Fuera de la estación la vida se desarrollaba
no sólo con normalidad sino con exaltación. París era una fiesta y sus
habitantes habían decidido decir adiós a las armas. Creí por un momento que
podría retomar lo que una vez me perteneció, lo que nos perteneció a los
hombres del barro. Pero comprobé la imposibilidad de mi deseo por la evidencia
de que la gente que se iba cruzando en mi camino, reidora, despreocupada,
vestida de domingo, nos había olvidado.
Cuando fui a pagar la copa que tomé en un
bistrot, encontré en el bolsillo las cartas de Pignon. Las rompí en pedazos al
salir y la templada brisa de la primavera los esparció por la acera. Nunca
regresaría. Nada me vinculaba ya al lugar de donde había vuelto. Ni siquiera
unas cartas para entregar.
La Rue des Troyannes estaba cerca y me
dirigí a ella tratando de aplazar el encuentro con Dominique. En el trayecto,
los carteles fijados en las fachadas que animaron al alistamiento habían sido
sepultados por otros con la efigie del hombrecillo. Cuando llegué al
cinematógrafo tuve que guardar una larga cola. A pesar de mis ropas civiles,
los que la formaban me miraban como si fuera transparente. Encontré un sitio
libre en las últimas filas, entre familias que deseaban terminar el domingo con
algo que les divirtiese. Cuando se apagaron las luces para comenzar la
proyección y el pianista hizo sonar los primeros acordes, noté que me había
orinado encima. Pero el hombrecillo apareció en la pantalla y el público
comenzó a reír nada más ver su rostro.
Se celebraban todos sus gestos y sus muecas
cómicas. El hombrecillo huía de sus perseguidores pasando bajo las piernas o
daba una patada a un gigantón de grandes cejas. Reposaba y se limpiaba las uñas
con la punta de su bastón de bambú. Las carcajadas ocultaban la música del
piano. En poco tiempo yo mismo reía contagiado por las imágenes de la pantalla.

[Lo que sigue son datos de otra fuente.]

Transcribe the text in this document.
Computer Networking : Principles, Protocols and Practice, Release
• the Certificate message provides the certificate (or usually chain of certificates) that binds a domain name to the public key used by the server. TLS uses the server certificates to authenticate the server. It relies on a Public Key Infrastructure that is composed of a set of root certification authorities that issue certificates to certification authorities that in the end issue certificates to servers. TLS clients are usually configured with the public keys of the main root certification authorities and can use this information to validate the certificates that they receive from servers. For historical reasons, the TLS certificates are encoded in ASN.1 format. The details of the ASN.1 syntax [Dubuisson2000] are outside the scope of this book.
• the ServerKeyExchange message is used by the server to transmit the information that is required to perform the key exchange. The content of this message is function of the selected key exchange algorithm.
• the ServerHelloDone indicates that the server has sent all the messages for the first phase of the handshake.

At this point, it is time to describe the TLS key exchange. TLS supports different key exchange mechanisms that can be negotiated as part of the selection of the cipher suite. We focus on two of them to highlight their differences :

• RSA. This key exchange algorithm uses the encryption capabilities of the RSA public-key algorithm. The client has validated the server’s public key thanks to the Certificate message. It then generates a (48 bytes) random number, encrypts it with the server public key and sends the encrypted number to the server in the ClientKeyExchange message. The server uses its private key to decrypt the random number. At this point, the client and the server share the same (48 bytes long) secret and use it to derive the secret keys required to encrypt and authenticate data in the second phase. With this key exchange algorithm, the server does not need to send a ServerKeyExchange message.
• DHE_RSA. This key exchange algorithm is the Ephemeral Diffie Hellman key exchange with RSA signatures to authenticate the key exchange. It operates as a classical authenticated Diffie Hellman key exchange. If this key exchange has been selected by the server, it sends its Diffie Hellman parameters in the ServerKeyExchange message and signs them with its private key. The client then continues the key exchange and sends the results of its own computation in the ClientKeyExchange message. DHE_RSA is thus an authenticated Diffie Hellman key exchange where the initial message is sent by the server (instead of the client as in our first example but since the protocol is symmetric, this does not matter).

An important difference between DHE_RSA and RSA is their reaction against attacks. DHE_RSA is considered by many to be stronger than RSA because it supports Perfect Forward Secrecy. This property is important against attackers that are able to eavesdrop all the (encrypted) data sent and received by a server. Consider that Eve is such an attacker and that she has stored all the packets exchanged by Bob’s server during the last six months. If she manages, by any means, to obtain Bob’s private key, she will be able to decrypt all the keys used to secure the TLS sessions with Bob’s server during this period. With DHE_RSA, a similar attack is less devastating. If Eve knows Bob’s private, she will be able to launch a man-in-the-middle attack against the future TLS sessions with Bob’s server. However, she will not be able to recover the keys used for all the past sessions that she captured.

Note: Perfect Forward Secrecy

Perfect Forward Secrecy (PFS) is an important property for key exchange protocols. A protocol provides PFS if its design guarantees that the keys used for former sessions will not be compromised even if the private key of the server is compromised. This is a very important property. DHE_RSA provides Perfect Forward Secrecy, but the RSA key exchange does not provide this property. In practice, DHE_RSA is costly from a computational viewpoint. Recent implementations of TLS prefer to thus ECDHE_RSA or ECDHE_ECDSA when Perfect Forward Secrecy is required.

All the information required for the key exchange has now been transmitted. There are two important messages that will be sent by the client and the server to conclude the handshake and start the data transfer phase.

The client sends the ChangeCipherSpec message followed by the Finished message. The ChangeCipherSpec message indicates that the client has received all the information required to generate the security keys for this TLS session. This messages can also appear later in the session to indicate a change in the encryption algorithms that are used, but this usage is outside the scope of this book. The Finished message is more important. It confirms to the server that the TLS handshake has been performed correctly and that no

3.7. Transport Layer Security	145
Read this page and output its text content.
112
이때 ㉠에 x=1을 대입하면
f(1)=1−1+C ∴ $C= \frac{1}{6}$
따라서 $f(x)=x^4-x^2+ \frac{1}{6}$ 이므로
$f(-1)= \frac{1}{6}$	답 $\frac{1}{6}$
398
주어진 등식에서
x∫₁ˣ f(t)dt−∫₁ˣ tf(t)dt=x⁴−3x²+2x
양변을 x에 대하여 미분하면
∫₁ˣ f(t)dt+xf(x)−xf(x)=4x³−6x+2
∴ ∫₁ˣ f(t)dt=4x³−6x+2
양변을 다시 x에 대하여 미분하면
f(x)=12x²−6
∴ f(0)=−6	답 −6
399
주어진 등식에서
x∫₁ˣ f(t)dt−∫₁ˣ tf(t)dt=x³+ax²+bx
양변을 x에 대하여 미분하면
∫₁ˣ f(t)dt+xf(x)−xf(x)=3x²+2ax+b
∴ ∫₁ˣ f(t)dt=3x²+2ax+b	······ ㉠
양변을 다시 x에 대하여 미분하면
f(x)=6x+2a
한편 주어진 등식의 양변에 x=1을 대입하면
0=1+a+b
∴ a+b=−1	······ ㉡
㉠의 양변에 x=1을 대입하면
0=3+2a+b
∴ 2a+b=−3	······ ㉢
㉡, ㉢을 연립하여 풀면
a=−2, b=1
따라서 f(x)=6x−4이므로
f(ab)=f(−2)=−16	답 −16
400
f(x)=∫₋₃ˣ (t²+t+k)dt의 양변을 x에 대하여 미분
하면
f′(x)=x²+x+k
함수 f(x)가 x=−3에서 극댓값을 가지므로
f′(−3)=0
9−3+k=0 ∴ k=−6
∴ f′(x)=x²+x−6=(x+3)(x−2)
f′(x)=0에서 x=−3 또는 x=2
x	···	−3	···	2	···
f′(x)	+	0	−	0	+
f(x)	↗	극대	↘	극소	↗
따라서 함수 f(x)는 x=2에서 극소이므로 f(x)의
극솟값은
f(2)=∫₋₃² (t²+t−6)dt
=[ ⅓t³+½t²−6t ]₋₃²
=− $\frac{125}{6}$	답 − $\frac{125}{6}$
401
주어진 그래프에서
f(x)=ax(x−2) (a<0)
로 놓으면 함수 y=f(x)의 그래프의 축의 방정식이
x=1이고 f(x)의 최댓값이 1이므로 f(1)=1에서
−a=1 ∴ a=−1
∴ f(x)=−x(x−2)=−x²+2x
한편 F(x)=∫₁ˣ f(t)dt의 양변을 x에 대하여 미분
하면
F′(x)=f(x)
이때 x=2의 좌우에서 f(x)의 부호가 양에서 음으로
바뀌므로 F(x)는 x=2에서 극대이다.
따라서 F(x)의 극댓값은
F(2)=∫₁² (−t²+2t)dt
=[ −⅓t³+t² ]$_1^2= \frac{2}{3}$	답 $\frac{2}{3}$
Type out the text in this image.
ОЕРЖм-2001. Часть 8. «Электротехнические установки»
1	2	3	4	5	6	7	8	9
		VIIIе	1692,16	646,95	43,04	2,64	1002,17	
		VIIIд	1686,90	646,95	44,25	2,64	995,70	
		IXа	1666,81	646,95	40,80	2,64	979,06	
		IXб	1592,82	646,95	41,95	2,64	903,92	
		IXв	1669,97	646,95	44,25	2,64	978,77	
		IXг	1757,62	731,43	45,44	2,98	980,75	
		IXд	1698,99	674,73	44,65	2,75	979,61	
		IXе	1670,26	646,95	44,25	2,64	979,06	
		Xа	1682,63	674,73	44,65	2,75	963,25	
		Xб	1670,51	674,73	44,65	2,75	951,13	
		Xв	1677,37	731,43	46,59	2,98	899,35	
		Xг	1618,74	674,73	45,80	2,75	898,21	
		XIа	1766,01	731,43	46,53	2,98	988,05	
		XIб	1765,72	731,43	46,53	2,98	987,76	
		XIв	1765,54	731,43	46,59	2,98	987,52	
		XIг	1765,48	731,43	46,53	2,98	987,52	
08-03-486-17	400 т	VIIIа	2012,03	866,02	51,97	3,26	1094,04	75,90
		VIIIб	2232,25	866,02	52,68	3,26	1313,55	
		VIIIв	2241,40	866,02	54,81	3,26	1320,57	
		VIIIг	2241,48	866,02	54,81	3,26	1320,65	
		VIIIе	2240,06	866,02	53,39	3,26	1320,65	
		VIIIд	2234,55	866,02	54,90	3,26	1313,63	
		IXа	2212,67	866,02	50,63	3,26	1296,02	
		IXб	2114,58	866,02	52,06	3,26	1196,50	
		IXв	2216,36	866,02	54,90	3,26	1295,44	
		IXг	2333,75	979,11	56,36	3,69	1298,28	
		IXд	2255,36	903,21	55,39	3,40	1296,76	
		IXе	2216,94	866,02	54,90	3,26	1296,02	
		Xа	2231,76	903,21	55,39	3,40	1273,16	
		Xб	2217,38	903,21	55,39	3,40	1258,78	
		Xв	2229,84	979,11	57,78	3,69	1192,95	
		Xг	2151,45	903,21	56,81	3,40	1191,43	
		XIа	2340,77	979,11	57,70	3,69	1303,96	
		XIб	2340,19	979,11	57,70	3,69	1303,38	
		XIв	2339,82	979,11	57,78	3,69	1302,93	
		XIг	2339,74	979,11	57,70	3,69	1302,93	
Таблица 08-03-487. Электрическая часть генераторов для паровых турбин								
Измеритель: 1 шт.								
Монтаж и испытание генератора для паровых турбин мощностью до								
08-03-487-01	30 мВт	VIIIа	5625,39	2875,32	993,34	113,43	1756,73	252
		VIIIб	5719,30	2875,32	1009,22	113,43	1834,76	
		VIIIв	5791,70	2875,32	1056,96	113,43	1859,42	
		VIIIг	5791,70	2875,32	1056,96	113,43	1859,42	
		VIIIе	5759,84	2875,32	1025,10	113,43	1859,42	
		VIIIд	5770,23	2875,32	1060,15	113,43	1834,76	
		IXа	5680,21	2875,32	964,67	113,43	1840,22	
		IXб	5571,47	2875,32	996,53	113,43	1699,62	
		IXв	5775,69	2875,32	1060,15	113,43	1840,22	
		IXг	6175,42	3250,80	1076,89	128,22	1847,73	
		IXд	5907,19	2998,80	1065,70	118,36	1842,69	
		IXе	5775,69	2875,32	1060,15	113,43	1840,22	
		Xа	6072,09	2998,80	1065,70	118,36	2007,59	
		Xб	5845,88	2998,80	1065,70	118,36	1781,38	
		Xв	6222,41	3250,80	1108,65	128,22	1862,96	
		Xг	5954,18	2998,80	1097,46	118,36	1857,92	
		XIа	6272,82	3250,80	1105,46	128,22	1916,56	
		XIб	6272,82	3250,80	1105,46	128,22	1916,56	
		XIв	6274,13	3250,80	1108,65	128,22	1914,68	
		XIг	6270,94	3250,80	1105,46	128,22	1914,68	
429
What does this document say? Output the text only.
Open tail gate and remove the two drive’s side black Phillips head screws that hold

El hombrecillo se encontraba desvalido en aquel balneario tan lleno de
enemigos. Como si alguien lo hubiera internado allí por error para olvidarse
después de él.
Recordé a Dominique sin ningún tipo de pesar pero con el mismo miedo. Me
sorprendieron mis propias carcajadas igual de intensas que las que deformaban
las caras y humedecían los ojos de cuantos me rodeaban. El gigante de las cejas
caía en un estanque y el hombrecillo le pasaba por lo alto levantando el bombín
como disculpándose. En su ágil pequeñez estaba su fuerza. Olvidé que el asiento
estaba mojado por mi propio orín como si ocupara el lugar de un niño tan
desvalido como el pequeño héroe.
Pignon, Lebecq, Bouchet y todos los demás lo
hubieran entendido. Cuando me levanté, varios espectadores de atrás
protestaron. Incluso uno quiso obligarme a sentarme de nuevo tirándome de una
manga. Entonces saqué la pistola. No tenía sentido retrasarlo más. En la
oscuridad de la sala, el haz de luz arrancó destellos de leche al nácar. Al
verla, algunos gritos cercanos no consiguieron silenciar las risas y los
palmoteos. El fogonazo del primer disparo iluminó de color todo el blanco y
negro en que estaba inmerso. Hirió al pianista provocando una nota discordante
que ya nadie escuchó. Tuve que disparar una segunda vez para que el ruido
llevara al público a agolparse en la puerta de salida. Alguien, uno cualquiera,
cayó al suelo. Nada diferenciaba los gritos de aquella gente que se pisoteaba
de los que daban los heridos amputados. En torno a mí se escondían entre los
asientos tratando de ocultar la cabeza con las manos. Mientras, en la pantalla
se sucedían las persecuciones y los golpes sin que nadie les prestara atención.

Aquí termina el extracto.